Option 2: Update PAM Configuration

Edit /etc/pam.d/sudo on problematic servers:

# Add to the top of the file
auth sufficient pam_permit.so

Warning: This reduces security - only use in trusted environments.

Option 3: Use SSH Agent Forwarding

Configure your playbook to use SSH keys:

---
- hosts: all
  become: yes
  become_method: sudo
  gather_facts: no
  
  tasks:
    - name: Setup SSH keys
      authorized_key:
        user: "{{ ansible_user }}"
        key: "{{ lookup('file', '~/.ssh/id_rsa.pub') }}"
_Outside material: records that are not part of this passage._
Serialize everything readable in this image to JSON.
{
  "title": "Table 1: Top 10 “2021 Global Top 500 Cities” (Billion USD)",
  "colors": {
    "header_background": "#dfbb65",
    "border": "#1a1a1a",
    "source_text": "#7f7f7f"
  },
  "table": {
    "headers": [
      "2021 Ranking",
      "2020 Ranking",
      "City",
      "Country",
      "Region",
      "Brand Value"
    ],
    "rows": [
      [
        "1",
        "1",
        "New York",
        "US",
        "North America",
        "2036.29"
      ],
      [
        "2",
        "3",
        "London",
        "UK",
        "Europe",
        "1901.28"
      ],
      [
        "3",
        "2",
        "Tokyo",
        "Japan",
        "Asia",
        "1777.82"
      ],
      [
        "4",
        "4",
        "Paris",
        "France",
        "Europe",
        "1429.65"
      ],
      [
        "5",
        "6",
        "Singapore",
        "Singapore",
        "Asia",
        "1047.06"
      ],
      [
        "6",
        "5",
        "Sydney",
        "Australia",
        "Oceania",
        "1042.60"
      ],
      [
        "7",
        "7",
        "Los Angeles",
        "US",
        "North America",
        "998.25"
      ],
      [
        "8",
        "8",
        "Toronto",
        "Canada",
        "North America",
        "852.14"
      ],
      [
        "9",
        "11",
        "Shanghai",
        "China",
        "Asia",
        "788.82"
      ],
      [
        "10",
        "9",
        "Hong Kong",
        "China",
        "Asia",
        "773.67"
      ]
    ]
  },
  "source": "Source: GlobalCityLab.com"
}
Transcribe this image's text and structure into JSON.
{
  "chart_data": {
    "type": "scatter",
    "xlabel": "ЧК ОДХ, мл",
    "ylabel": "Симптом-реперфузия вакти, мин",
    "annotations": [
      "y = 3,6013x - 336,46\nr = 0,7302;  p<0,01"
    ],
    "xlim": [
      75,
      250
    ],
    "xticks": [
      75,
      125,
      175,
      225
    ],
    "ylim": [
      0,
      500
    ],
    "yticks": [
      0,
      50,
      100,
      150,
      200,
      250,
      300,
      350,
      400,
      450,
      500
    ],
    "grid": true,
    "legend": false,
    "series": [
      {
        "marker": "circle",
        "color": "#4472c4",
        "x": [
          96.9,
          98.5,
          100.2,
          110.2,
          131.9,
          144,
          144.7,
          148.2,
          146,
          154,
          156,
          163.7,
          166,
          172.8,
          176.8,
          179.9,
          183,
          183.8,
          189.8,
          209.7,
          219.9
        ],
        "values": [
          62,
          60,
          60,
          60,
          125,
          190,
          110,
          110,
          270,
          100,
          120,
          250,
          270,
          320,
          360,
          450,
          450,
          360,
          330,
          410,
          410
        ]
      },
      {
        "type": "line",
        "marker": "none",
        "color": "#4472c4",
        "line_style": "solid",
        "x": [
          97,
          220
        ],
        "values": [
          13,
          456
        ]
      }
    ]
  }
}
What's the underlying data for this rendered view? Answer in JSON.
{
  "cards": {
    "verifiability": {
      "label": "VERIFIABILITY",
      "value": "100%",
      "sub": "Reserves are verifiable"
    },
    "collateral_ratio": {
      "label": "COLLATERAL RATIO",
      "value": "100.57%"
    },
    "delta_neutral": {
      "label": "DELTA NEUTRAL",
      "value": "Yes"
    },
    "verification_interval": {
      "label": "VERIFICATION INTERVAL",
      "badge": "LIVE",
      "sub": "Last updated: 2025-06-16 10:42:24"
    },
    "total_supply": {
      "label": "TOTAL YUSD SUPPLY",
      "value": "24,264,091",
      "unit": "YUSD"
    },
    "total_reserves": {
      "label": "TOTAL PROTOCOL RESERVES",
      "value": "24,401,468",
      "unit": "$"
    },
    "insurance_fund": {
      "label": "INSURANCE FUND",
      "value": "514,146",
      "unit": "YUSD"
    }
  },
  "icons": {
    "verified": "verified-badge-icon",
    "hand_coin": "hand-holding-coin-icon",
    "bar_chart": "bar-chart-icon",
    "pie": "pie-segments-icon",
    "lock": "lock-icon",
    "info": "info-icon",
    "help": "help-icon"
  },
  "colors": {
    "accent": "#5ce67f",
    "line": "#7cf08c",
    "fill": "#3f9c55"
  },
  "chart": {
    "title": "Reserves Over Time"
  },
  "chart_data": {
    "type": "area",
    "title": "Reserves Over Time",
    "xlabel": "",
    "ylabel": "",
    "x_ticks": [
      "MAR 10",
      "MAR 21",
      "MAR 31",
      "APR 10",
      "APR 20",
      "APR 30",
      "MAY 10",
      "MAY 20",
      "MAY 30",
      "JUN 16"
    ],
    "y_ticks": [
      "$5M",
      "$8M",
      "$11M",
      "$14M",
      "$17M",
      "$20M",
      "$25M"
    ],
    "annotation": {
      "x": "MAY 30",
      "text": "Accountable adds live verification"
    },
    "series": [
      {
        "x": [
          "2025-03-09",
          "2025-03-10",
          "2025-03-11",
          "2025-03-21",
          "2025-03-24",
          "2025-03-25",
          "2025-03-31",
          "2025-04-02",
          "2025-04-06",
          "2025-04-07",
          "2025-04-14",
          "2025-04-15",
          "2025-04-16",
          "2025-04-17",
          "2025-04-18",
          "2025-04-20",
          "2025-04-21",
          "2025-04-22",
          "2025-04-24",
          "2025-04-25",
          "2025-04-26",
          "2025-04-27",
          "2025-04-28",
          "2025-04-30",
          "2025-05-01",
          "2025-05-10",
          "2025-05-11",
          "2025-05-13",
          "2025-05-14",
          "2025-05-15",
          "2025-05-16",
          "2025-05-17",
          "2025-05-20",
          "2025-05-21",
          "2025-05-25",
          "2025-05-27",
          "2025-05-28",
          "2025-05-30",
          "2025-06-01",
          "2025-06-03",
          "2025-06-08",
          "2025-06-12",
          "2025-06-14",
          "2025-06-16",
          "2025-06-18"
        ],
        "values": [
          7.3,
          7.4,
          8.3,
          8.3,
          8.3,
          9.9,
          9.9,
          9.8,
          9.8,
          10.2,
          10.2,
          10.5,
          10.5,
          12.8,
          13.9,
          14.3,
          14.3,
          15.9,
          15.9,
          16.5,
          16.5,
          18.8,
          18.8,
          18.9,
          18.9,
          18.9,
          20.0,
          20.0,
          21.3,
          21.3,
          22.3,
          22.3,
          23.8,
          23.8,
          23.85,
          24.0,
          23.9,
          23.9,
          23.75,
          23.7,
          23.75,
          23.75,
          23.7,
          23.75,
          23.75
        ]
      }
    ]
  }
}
The successful ad-hoc command uses different authentication flow:

ansible Server1 -m file -a "dest=/tmp/ansible_test.txt state=touch" -sK

Key differences:

  • Direct command execution bypasses fact gathering
  • Different stdin handling in ad-hoc mode
  • Simpler authentication context

For production environments, implement this solution:

# Create /etc/sudoers.d/ansible
User1 ALL=(ALL) NOPASSWD: ALL

# Then in ansible.cfg
[defaults]
sudo_flags = -H -S

This provides the best balance of security and reliability for Ansible automation.